Tuesday, June 11, 2013

Do People Actually Learn from Colbert and Stewart?

We've had some time now to review an emerging body of work that asks whether people learn from such faux news programs as The Daily Show with Jon Stewart and The Colbert Report.  While I'm not going to bore you with a formal lit review, I will try to summarize what we know so far about the effects of such "soft news" programs.
  • People view such programs differently than traditional news.  Call this the couch potato hypothesis.  With less mental effort you get less learning.  After all, most people sit down in front of the TV to be entertained and even when they do try to be informed by such content, the brain is wired differently. 

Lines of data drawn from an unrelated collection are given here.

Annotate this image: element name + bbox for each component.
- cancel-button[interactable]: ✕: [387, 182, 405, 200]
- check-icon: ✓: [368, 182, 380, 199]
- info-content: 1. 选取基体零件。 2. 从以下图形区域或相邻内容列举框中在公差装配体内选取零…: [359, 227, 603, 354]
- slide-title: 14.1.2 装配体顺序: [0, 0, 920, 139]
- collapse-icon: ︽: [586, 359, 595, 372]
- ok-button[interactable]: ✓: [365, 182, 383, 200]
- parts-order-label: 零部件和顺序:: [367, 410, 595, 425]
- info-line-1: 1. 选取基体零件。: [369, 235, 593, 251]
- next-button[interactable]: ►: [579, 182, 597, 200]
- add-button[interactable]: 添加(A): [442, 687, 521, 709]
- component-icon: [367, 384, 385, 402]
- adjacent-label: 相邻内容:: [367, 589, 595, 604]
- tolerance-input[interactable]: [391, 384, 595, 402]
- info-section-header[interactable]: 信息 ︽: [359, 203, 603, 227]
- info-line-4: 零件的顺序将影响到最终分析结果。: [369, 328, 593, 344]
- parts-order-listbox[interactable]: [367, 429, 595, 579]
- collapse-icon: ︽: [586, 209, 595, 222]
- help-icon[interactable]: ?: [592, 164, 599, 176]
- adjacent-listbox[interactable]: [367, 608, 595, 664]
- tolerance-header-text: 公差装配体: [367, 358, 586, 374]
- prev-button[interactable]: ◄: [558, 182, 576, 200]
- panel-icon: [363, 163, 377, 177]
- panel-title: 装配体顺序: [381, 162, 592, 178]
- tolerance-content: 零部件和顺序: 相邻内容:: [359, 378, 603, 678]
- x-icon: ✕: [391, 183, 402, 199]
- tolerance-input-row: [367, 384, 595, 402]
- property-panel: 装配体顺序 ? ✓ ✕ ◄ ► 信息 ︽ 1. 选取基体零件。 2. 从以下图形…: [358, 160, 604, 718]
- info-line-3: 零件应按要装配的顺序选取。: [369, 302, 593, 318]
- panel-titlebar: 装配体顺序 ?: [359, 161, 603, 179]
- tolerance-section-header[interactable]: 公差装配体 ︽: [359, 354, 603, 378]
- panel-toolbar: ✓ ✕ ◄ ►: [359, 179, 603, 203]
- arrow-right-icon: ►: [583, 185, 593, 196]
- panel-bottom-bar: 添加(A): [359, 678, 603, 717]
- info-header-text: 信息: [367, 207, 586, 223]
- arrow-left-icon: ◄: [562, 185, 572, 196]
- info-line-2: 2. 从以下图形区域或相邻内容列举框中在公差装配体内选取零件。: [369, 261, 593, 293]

  • Similar to above is the empty-calorie hypothesis, that idea that people will rely on humorous forms of news and feel filled up, like sucking on a Coke, and won't consume their vegetables (real news).  The result?  Less knowledge.
  • What you know matters.  Well-informed folks glean more from an information source than less-informed.  That said, TV best serves those who know least, especially TV news, because of the way TV tells a story versus the traditional inverted pyramid of print news, which with its emphasis on the latest information first assumes prior knowledge.
  • Humor is thought to get in the way of learning, but to help in persuasion.  The theory is straightforward -- humor lowers our defenses, reduces counter-arguing, and is therefore more likely to persuade.  But humor interferes with actual learning.
  • The content of these faux news programs resembles in some ways the TV newscasts.  Content analyses find many similarities, though these also find dramatic differences.  It's hard to make tragedy funny, and often Colbert and Stewart take the easy way out, the easy laugh, because it can backfire if you try to make a tragedy into something it's not.  Quite simply, unless you're consuming traditional news, there are huge holes in your information, gaps found in news quizzes or measures of political knowledge.
  • But ... the people who watch these programs tend to be news junkies anyway, well-educated and young, people who "get" the jokes because they're at least moderately informed.
  • Finally, it's that "moderate" thing that matters.  It's the folks who attend to no news but watch these programs who come out losers, at least as measured by tests of political knowledge.
  • Beware the methodological mess-up.  Sometimes scholars will combine these two shows with the late-night talk shows (i.e., Jay Leno).  They are not the same.  Different content, different audiences, different results.  I'm in the middle of a study that finds, today, you really have to ask about exposure to specific networks (Fox News, etc.) and even specific programs (The O'Reilly Factor) to get at the kinds of effects that matter in political communication.